Los inversores nacionales e internacionales (eso que los medios describen ingenuamente como los “mercados”), han visto en esta situación una oportunidad de negocio y van a por ella. Y con este propósito orquestan un ataque directo sobre la “deuda soberana” del Estado, a pesar de que esa deuda es porcentualmente una de las más bajas de la Unión Europea respecto al PIB. Lo hacen porque esto arrastra al resto de los activos españoles y los abarata en los centros bursátiles. Nunca se había ganado tanto dinero en tan poco tiempo.
Porque el gran problema de la deuda en España no es público sino privado. Son los bancos, las empresas y los particulares los que están endeudados, más allá de lo razonable. Y buena parte de esa deuda no puede devolverse, al menos en los plazos pactados.
¿Cómo se ha generado esa deuda? De forma muy simple. Si un particular o una organización necesitaban dinero, se lo pedían a un banco o a una caja. Con un interés bajo y una teórica revaluación del activo comprado (sobre todo en el caso de las viviendas), el grifo del dinero continuaba abierto, e incluso se incentivaba su adquisición. Si no había suficiente con los depósitos, se buscaba dinero en otros parajes (dinero bien remunerado para los inversores internacionales). Las grandes empresas oligopolísticas españolas hacían lo propio, con el beneplácito de las agencias de calificación que ponían nota alta a sus activos. Hasta que un día ese modelo quebró. Y quebró porque se salía de toda racionalidad económica.

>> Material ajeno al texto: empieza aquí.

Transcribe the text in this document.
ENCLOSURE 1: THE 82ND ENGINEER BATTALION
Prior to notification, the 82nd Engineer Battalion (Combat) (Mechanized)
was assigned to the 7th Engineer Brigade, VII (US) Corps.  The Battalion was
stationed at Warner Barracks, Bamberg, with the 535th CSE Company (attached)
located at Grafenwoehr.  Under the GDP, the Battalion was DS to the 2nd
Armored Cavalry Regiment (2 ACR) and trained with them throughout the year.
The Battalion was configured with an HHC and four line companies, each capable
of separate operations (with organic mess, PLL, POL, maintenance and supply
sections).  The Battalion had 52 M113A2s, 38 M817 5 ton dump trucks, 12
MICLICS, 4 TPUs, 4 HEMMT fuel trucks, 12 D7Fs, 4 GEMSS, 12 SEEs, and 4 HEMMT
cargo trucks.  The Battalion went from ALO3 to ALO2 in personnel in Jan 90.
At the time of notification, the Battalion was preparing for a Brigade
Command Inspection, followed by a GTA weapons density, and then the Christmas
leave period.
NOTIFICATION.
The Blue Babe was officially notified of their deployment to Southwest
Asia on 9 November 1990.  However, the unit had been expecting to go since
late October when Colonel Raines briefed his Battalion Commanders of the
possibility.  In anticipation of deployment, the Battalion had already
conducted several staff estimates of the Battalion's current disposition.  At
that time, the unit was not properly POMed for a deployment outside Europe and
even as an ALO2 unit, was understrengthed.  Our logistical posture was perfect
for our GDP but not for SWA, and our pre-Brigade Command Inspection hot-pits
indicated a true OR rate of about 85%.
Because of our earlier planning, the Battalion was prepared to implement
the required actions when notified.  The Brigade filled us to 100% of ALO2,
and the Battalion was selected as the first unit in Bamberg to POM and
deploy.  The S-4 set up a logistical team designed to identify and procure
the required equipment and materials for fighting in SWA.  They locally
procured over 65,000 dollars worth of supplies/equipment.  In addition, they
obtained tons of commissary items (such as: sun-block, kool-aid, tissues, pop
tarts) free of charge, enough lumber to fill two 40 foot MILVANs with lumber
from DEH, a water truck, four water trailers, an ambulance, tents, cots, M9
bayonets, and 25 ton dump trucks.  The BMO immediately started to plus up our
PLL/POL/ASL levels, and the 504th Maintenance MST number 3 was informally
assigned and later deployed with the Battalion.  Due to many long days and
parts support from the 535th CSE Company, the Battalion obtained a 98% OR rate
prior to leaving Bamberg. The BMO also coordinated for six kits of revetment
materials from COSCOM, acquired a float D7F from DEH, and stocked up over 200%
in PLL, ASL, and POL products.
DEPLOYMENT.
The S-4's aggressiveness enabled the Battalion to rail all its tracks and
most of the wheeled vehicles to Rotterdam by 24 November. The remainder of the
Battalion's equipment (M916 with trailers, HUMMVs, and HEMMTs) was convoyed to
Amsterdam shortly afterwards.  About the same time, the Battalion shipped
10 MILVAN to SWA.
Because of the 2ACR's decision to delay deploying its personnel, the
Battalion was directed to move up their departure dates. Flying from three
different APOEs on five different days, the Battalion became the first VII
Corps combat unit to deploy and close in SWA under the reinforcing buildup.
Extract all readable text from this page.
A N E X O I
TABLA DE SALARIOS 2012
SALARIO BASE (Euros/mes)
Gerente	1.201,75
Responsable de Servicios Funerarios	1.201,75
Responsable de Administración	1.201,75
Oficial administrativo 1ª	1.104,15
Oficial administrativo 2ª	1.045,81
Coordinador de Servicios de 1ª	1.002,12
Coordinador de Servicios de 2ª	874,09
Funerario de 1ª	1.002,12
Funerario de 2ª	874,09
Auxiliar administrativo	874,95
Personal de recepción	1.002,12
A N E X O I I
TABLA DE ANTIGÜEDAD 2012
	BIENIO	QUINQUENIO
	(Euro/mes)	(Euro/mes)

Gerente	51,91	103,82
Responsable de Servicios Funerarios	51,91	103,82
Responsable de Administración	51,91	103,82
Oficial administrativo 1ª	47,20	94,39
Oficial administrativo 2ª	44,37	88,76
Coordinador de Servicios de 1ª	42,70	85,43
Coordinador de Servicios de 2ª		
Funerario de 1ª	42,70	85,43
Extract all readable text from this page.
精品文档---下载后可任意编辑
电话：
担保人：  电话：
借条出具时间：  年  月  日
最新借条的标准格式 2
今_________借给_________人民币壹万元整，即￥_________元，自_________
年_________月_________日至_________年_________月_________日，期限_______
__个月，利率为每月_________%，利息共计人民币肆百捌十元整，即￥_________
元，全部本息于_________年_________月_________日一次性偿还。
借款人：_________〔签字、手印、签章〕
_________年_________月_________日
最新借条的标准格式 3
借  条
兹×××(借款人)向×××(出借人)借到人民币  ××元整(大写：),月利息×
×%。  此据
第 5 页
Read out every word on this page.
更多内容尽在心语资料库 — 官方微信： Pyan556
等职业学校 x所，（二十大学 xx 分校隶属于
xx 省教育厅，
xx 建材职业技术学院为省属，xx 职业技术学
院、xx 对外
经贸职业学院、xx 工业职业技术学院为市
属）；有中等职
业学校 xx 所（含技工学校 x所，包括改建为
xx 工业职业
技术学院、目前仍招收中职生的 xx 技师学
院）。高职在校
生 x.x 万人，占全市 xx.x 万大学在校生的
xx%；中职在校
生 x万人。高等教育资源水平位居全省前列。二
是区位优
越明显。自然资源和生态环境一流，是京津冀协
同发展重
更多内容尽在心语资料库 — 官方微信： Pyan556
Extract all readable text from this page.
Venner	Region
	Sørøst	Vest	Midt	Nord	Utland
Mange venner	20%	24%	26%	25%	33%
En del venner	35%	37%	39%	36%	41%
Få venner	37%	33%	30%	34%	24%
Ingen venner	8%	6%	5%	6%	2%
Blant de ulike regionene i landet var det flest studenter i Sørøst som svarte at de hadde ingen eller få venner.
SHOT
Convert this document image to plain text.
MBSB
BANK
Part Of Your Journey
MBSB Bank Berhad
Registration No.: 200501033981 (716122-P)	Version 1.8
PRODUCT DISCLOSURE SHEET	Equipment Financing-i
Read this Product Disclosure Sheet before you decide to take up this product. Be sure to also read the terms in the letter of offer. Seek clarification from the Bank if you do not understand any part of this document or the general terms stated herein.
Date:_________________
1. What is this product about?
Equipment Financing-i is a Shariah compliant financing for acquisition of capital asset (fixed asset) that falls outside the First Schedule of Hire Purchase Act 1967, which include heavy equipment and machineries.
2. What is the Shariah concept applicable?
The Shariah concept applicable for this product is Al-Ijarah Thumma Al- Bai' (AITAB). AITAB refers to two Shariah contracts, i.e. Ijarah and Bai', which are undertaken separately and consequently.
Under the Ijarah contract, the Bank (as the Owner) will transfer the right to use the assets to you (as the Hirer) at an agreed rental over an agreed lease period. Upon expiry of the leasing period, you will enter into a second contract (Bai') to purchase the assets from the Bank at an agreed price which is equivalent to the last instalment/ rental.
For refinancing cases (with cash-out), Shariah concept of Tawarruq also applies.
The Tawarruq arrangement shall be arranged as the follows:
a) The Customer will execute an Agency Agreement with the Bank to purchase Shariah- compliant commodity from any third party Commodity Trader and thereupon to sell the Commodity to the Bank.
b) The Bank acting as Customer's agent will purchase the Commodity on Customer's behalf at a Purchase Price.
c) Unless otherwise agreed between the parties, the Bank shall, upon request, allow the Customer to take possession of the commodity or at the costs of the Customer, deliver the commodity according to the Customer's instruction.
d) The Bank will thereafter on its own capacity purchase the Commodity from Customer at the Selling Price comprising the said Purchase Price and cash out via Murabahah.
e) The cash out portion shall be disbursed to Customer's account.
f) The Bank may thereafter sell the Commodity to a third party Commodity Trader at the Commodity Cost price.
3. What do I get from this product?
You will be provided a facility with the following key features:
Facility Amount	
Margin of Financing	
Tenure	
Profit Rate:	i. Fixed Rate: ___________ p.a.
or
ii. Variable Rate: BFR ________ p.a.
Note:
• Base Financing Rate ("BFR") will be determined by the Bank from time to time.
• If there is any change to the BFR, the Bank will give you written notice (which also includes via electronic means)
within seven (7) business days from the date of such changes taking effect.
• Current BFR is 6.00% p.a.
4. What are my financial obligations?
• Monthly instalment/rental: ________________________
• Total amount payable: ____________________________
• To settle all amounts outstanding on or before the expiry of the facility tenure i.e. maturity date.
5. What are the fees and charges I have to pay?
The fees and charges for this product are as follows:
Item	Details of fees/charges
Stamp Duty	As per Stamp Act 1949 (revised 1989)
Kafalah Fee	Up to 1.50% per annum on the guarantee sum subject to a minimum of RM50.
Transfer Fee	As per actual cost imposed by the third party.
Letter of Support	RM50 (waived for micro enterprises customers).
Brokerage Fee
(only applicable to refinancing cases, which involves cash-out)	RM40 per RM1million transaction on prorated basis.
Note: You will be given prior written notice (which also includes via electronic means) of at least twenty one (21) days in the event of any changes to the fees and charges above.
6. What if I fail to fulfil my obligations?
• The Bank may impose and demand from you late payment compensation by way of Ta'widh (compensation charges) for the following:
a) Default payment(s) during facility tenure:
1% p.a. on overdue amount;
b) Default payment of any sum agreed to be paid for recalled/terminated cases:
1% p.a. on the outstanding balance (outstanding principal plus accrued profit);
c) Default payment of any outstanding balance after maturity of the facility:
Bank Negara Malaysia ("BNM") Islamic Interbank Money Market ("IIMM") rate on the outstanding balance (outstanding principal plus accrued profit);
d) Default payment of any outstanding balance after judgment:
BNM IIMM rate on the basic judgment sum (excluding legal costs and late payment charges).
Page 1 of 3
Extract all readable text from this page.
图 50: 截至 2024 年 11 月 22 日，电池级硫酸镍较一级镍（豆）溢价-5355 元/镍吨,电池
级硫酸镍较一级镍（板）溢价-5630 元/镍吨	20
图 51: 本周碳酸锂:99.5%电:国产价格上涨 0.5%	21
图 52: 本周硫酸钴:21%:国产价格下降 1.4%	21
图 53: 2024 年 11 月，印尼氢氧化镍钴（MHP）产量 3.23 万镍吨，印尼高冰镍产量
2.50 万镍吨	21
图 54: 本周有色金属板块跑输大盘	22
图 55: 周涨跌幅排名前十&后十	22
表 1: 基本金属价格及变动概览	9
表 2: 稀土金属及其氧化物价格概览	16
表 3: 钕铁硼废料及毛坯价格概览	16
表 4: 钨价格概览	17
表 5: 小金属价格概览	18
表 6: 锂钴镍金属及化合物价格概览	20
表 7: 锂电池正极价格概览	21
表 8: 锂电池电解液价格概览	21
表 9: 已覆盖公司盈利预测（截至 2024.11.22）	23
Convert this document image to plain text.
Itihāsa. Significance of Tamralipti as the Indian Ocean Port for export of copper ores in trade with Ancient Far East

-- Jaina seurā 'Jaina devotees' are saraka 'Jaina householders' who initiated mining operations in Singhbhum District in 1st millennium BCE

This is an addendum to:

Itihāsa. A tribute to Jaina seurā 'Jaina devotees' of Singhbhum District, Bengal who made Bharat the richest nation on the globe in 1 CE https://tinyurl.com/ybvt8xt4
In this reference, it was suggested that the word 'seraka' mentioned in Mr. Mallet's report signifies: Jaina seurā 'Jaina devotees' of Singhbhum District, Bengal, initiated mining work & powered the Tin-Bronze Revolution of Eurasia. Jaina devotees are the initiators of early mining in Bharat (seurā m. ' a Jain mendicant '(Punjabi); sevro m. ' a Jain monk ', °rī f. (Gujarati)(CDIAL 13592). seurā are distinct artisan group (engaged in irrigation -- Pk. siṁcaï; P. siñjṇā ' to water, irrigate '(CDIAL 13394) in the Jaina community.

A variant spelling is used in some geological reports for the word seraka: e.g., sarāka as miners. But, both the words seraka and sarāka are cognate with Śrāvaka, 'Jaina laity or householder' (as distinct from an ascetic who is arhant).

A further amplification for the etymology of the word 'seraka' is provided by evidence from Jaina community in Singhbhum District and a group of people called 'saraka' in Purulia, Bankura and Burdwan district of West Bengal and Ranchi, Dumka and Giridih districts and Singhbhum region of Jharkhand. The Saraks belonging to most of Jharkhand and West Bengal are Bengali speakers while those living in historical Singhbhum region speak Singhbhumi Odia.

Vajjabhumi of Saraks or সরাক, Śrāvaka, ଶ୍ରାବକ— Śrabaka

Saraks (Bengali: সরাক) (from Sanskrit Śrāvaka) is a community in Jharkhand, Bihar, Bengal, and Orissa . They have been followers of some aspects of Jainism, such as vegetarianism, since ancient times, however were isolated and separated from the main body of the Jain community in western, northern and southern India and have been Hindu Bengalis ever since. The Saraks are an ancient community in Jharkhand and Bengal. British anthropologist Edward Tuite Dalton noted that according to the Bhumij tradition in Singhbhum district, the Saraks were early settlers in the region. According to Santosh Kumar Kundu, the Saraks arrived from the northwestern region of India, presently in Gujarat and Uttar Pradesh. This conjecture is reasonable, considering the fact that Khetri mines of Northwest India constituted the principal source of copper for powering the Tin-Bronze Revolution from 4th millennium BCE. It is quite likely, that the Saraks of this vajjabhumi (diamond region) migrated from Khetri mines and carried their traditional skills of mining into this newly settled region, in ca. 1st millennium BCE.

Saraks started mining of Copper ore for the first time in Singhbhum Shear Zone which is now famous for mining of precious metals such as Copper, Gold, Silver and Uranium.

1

Entonces los Estados, y también el español, acudieron a salvar los restos del naufragio. Se crearon fondos para “ayudar” a las instituciones financieras en dificultades, sin tener en cuenta que esas ayudas hacían aumentar la Deuda Pública (que pagamos todos los contribuyentes) y no sancionaban a los causantes de ese desaguisado. Y este enfoque prevalece. Y es un disparate.
Cuando una empresa tiene problemas de liquidez, que pueden acabar en insolvencia (lo primero es que ahora no te puedo pagar, pero tengo capacidad para hacerlo en el futuro, si me ayudas; lo segundo es que nunca te podré pagar, en ninguna circunstancia), presenta “concurso de acreedores”, que es una fórmula jurídica para hacer un alto en el camino y tratar de salir del embrollo. Y en un concurso de acreedores se negocia con todas las partes: con el Estado (Hacienda y Seguridad Social), con los proveedores (de dinero, de mercancías o de servicios) con los empleados, etc. Y si el proyecto tiene consistencia, se hacen unas “quitas”, que significa que se reduce la deuda, se prolongan los plazos de pago y se concede una moratoria para que la empresa vuelva a acometer su actividad. Evidentemente, también se penaliza a los accionistas.
Las instituciones financieras españolas que tienen problemas (aunque los oculten) deben ajustarse a esos principios. Lo único que debe asegurarse son los depósitos de los clientes (más allá de lo que diga el Fondo de Garantía de Depósitos). El resto de interesados debe sufrir las consecuencias de sus errores de gestión. Y en una entidad privada, esto afecta a los directivos, a los accionistas y también a los acreedores que en su día compraron activos financieros muy bien remunerados. Esos acreedores saben muy bien que la rentabilidad de un activo financiero guarda una estrecha relación con el riesgo. A más rentabilidad, más riesgo. Si el Estado garantiza cualquier pérdida, el juego limpio se acaba.
Hasta ahora el gobierno está haciendo pagar la crisis a las capas medias y bajas, y esto no es suficiente. Hay que reestructurar de pleno el sector financiero, reducirlo, limpiar sus balances, bajar sus prebendas. Y todo esto a su coste. Quien la hace, la paga.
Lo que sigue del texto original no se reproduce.